Is there consensus, for example, that media development not only includes both the so-called traditional and alternative media but also new channels of distribution of information that run parallel to media, such as open data, direct democracy or citizen activism? Is it clear that media development also includes promoting organizations that demand transparency or access to information? Is it clear to donors that media development efforts do not stop at a journalistic level?

The flow of information has taken a big turnaround in recent years. The media are no longer the only vehicle of information between the public and politics, economics or culture. It is the citizens themselves who seek and create new channels of information and participation beyond the traditional media. This dynamic means that the traditional role played by the media is overridden by initiatives that control information flows directly, without interMEDIAries.

Information Ecosystem Development - improving and supporting the flow of information

Considering the terminological uncertainties, it seems necessary to reformulate the concept of media development in order to clarify the plurality of fields it stands for. The media is of course one actor, but as is argued above, it is not the only one.

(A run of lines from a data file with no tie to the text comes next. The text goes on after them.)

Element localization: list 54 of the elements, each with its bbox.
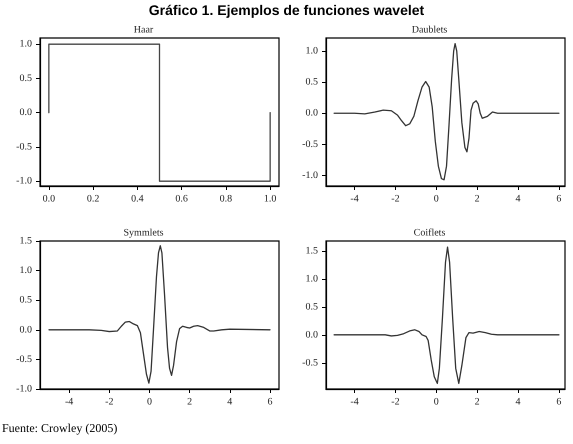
x-tick-label: -2 xyxy=(391,396,400,408)
y-tick-label: -1.0 xyxy=(16,384,32,394)
y-tick-label: -0.5 xyxy=(302,138,318,150)
y-tick-label: 1.0 xyxy=(20,38,32,50)
y-tick-label: 1.0 xyxy=(306,46,318,57)
y-tick-label: -0.5 xyxy=(16,141,32,152)
chart-title: Haar xyxy=(134,24,154,36)
y-tick-label: 0.5 xyxy=(20,72,32,84)
x-tick-label: 0.4 xyxy=(131,194,144,204)
chart-title: Coiflets xyxy=(414,228,446,238)
x-tick-label: 0 xyxy=(434,194,439,204)
y-tick-label: 0.5 xyxy=(306,301,318,312)
y-tick-label: 0.5 xyxy=(306,76,318,88)
y-tick-label: 0.0 xyxy=(306,329,318,340)
x-tick-label: 2 xyxy=(187,396,192,408)
y-tick-label: 0.0 xyxy=(306,108,318,119)
y-tick-label: -0.5 xyxy=(16,354,32,365)
x-tick-label: -4 xyxy=(350,194,359,204)
x-tick-label: 4 xyxy=(516,194,521,204)
y-tick-label: -1.0 xyxy=(16,176,32,187)
x-tick-label: -2 xyxy=(105,396,114,408)
y-tick-label: -0.5 xyxy=(302,357,318,368)
y-tick-label: 0.0 xyxy=(20,107,32,118)
source-note: Fuente: Crowley (2005) xyxy=(2,421,118,436)
x-tick-label: 4 xyxy=(227,396,232,408)
x-tick-label: 1.0 xyxy=(264,194,276,204)
line-series xyxy=(334,246,560,384)
chart-title: Symmlets xyxy=(123,228,164,238)
y-tick-label: 1.0 xyxy=(306,273,318,284)
x-tick-label: 0 xyxy=(434,396,439,408)
y-tick-label: 1.5 xyxy=(306,246,318,257)
x-tick-label: 0.6 xyxy=(175,194,188,204)
text: Gráfico 1. Ejemplos de funciones wavelet xyxy=(148,2,426,18)
x-tick-label: 0 xyxy=(146,396,152,408)
x-tick-label: 0.2 xyxy=(86,194,100,204)
x-tick-label: 0.8 xyxy=(220,194,232,204)
x-tick-label: -4 xyxy=(350,396,359,408)
x-tick-label: 6 xyxy=(267,396,272,408)
y-tick-label: 0.0 xyxy=(20,324,32,336)
x-tick-label: -2 xyxy=(391,194,400,204)
y-tick-label: 1.5 xyxy=(20,236,32,246)
line-series xyxy=(334,42,560,180)
x-tick-label: 0.0 xyxy=(42,194,56,204)
x-tick-label: 2 xyxy=(474,396,480,408)
chart-title: Daublets xyxy=(412,24,448,36)
x-tick-label: 4 xyxy=(516,396,521,408)
x-tick-label: 6 xyxy=(556,396,562,408)
x-tick-label: 6 xyxy=(556,194,562,204)
line-series xyxy=(48,245,271,384)
x-tick-label: 2 xyxy=(474,194,480,204)
x-tick-label: -4 xyxy=(64,396,74,408)
y-tick-label: -1.0 xyxy=(302,170,318,181)
y-tick-label: 0.5 xyxy=(20,294,32,306)
y-tick-label: 1.0 xyxy=(20,265,32,276)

Information flows in different systems that are interrelated but have independent dynamics. Under the assumptions of Social Darwinism, these dynamics would be comparable to ecological systems where information "struggles for existence". These new forms of communication fight or cooperate with each other; some manage to impose themselves and survive while others are volatile and disappear.

I therefore propose the term 'Information Ecosystem Development' to overcome the linguistically narrower concept of media development. Maybe then we can agree on a common understanding and get the donors to reconsider their reluctance to invest more in this important field of international cooperation.

As we have seen, what media development involves these days goes way beyond individual media outlets and even way beyond the media as a sector. This concept must evolve in the same way that the way we produce, transmit and demand information evolves. The focus that once was placed on media is now on users and on the different ways in which information finds its way to the public. They are all part of a national and maybe even a global Information Ecosystem.

 

This article is part of the #mediadev series "Building coalitions for media reform" where experts from the field of media, academia and development discuss the impact and interaction of media with other governance issues - and how media can fit into the broader development agenda.